Ces alternatives existent déjà, selon le député écologiste et agriculteur Benoît Biteau, qui a mené la bataille contre le cadmium au Parlement. Il s’agit notamment de méthodes agricoles réduisant le recours aux engrais phosphatés, de technologies permettant d’éliminer le cadmium des engrais, et de l’approvisionnement en phosphate à faible teneur en cadmium auprès de pays européens tels que la Finlande et la Norvège.
M. Biteau a déposé en décembre un projet de loi visant à interdire les engrais dont la teneur en cadmium dépasse le seuil de 20 mg/kg. Mais de nombreux responsables politiques de l’opposition ont des priorités très différentes, et l’examen du projet de loi a été reporté à plusieurs reprises.

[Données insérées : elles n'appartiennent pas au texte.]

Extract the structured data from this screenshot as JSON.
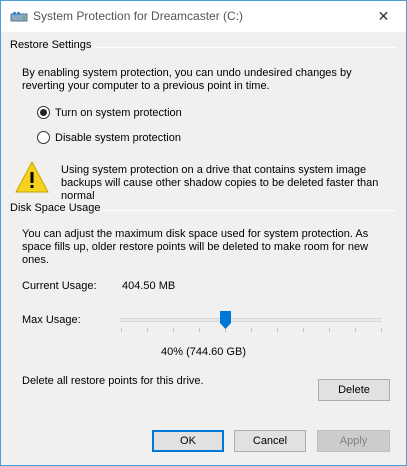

« Nous avons toutes les preuves, et pourtant nous continuons d’attendre », a déclaré M. Biteau [Groupe écologise, NDT] à RFI, la station de radio sœur de FRANCE 24, qualifiant cette résistance d’« incompréhensible ».

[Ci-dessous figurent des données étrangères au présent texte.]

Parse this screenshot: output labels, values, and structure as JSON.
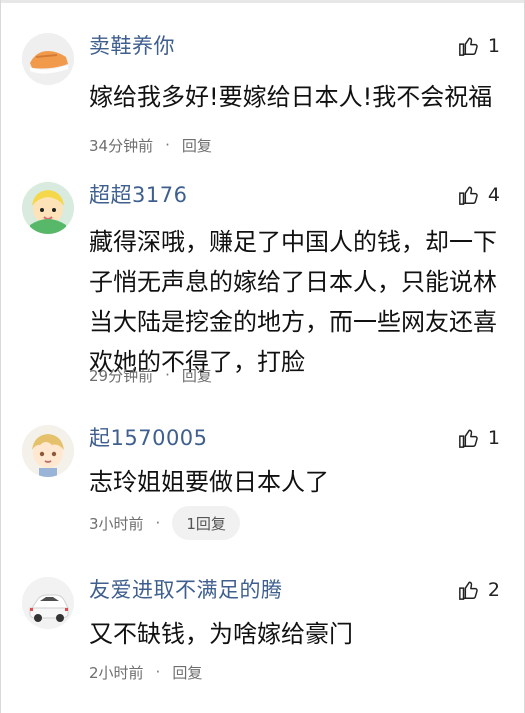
{
  "comments": [
    {
      "username": "卖鞋养你",
      "like_count": "1",
      "text": "嫁给我多好!要嫁给日本人!我不会祝福",
      "time": "34分钟前",
      "separator": "·",
      "reply_label": "回复"
    },
    {
      "username": "超超3176",
      "like_count": "4",
      "text": "藏得深哦，赚足了中国人的钱，却一下子悄无声息的嫁给了日本人，只能说林当大陆是挖金的地方，而一些网友还喜欢她的不得了，打脸",
      "time": "29分钟前",
      "separator": "·",
      "reply_label": "回复"
    },
    {
      "username": "起1570005",
      "like_count": "1",
      "text": "志玲姐姐要做日本人了",
      "time": "3小时前",
      "separator": "·",
      "reply_label": "1回复"
    },
    {
      "username": "友爱进取不满足的腾",
      "like_count": "2",
      "text": "又不缺钱，为啥嫁给豪门",
      "time": "2小时前",
      "separator": "·",
      "reply_label": "回复"
    }
  ],
  "icons": {
    "like": "thumbs-up-icon"
  },
  "colors": {
    "username": "#3f5f8f",
    "text": "#111111",
    "meta": "#6f6f6f",
    "reply_pill_bg": "#f1f1f1"
  }
}
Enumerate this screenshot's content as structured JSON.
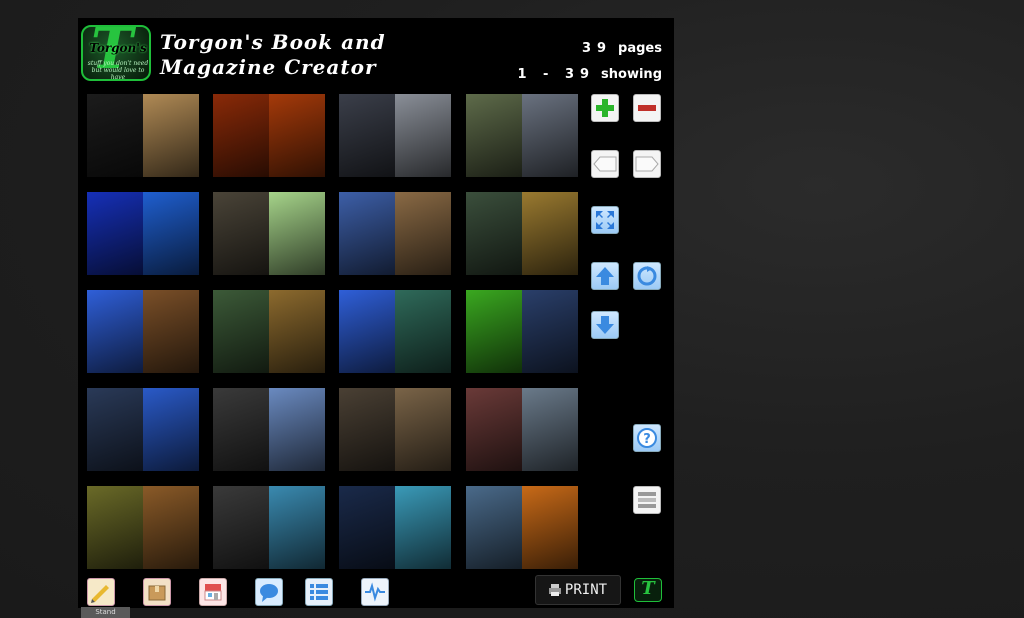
{
  "header": {
    "logo_word": "Torgon's",
    "logo_tagline": "stuff you don't need but would love to have",
    "title_line1": "Torgon's Book and",
    "title_line2": "Magazine Creator",
    "pages_count": "39",
    "pages_label": "pages",
    "showing_range": "1 - 39",
    "showing_label": "showing"
  },
  "thumbnails": [
    {
      "name": "page-1-2",
      "left": "#1c1c1c",
      "right": "#b08a55"
    },
    {
      "name": "page-3-4",
      "left": "#8a2a08",
      "right": "#a53a0a"
    },
    {
      "name": "page-5-6",
      "left": "#3b3f4a",
      "right": "#8a8f98"
    },
    {
      "name": "page-7-8",
      "left": "#5e6b4a",
      "right": "#6a7280"
    },
    {
      "name": "page-9-10",
      "left": "#1630b8",
      "right": "#1f5fd0"
    },
    {
      "name": "page-11-12",
      "left": "#4a4438",
      "right": "#a6d48a"
    },
    {
      "name": "page-13-14",
      "left": "#3d5fa8",
      "right": "#8a6a45"
    },
    {
      "name": "page-15-16",
      "left": "#3b4f3c",
      "right": "#9a7a30"
    },
    {
      "name": "page-17-18",
      "left": "#2f5fd8",
      "right": "#7a4f28"
    },
    {
      "name": "page-19-20",
      "left": "#3c5a38",
      "right": "#8c6a2e"
    },
    {
      "name": "page-21-22",
      "left": "#2f5fd8",
      "right": "#2f6a5a"
    },
    {
      "name": "page-23-24",
      "left": "#3aa820",
      "right": "#2a3f6a"
    },
    {
      "name": "page-25-26",
      "left": "#2a3a58",
      "right": "#2a5ac8"
    },
    {
      "name": "page-27-28",
      "left": "#3a3a3a",
      "right": "#6a8ac0"
    },
    {
      "name": "page-29-30",
      "left": "#4a4034",
      "right": "#7a6448"
    },
    {
      "name": "page-31-32",
      "left": "#6a3a38",
      "right": "#6a7a8a"
    },
    {
      "name": "page-33-34",
      "left": "#6a6a28",
      "right": "#8a5a28"
    },
    {
      "name": "page-35-36",
      "left": "#3a3a3a",
      "right": "#3a8ab0"
    },
    {
      "name": "page-37-38",
      "left": "#1a2a4a",
      "right": "#3a9ab8"
    },
    {
      "name": "page-39-40",
      "left": "#4a6a8a",
      "right": "#c86a18"
    }
  ],
  "print_label": "PRINT",
  "stand_label": "Stand",
  "colors": {
    "panel_bg": "#000000",
    "brand_green": "#27c43f",
    "add_green": "#2bb52b",
    "remove_red": "#c0302a",
    "nav_blue": "#3a8ae0"
  }
}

Dans son rapport de mars, l’ANSES a également appelé à de nouvelles pratiques agricoles, telles que l’utilisation du phosphore déjà présent dans le sol plutôt que l’épandage systématique de nouveaux engrais, ou le recours à des variétés de cultures qui accumulent moins de cadmium.
Mais l’agence – qui relève de trois ministères, dont celui de l’Agriculture – a également essuyé des critiques pour ne pas avoir préconisé l’agriculture biologique comme remède à la contamination au cadmium, malgré des preuves scientifiques de plus en plus nombreuses indiquant que les méthodes de culture biologiques contribuent à réduire l’exposition à ce métal toxique.
« Nous savons comment faire les choses différemment, et des études ont montré que le coût est abordable », affirme M. Poirier. « Mais la pensée dominante reste de produire beaucoup, vite – et sans nuire aux marges bénéficiaires. »
* Cet article est paru seulement en anglais sur le site de France24 sous le titre: « Public Health ‘Time Bomb’ : How France allowed Cadmium to poison its crops and soil ». Notre traduction.
Benjamin Dodman est un journaliste basé à Paris.